Ohne UNO "Recht des Stärkeren"Chinesischer Außenminister widerspricht Rubio

Wang Yi nennt die USA bei der Münchner Sicherheitskonferenz nicht beim Namen, erteilt deren Schwächung der UNO aber eine deutliche Absage. Länder dürften andere Staaten nicht dominieren.
In deutlicher Abgrenzung von der US-Politik hat Chinas Außenminister Wang Yi vor einem Abbruch der internationalen Organisationen wie der UNO gewarnt. Auf der Münchner Sicherheitskonferenz forderte er deren Wiederbelebung und wandte sich gegen Alleingänge einzelner Staaten. Ohne die USA beim Namen zu nennen, sagte Wang Yi laut offizieller Übersetzung: "Multilateralismus sollte immer gefördert und gestärkt werden. Es darf nicht passieren, dass einige Länder andere dominieren."

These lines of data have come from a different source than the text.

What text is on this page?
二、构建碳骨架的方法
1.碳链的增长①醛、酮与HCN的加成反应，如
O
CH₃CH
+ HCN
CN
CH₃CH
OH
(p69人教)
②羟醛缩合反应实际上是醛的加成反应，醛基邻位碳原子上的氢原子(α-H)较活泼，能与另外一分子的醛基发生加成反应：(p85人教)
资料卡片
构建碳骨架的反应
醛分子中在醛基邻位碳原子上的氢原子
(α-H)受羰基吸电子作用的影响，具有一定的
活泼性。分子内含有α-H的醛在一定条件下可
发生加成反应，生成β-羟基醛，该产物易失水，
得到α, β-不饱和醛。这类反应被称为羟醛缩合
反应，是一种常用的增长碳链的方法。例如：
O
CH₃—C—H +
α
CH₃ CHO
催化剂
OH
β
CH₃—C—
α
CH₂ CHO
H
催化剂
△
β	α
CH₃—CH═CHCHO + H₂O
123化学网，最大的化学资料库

Er widersprach damit US-Außenminister Marco Rubio, der vor ihm gesprochen und die UNO als unfähig zur Konfliktlösung bezeichnet hatte. Wang Yi rief die internationale Staatengemeinschaft auf, das System der Vereinten Nationen zu reformieren. "Wir haben nicht das Recht, es zu zerstören." Die UNO sei in der jetzigen Form zwar nicht perfekt, aber immer noch das beste und mächtigste Instrument, das es auf der Welt gebe. Und die Plattform, auf der alle Nationen, unabhängig von Größe und Wohlstand, eine Stimme hätten und die gleichen Rechte.
"Ohne die UNO würden wir zurückkommen zu einem Recht des Stärkeren, wo die Stärkeren die Schwachen besiegen und bestimmen", warnte Wang Yi. "Wir leben in einer multilateralen Welt und das müssen wir weiter so verfechten. Das muss die internationalen Beziehungen dominieren", betonte er.
Alle Länder müssten die gleichen Rechte haben, aber auch die gleichen Regeln beachten. Das gelte für große Länder, für kleine und für mittlere Länder. Manche Länder müssten zwar eine Führungsrolle übernehmen, um Konflikte beizulegen. Es dürfe aber keine Doppelstandards geben. "Es darf nicht passieren, dass einige anderen ihren Willen aufzwingen."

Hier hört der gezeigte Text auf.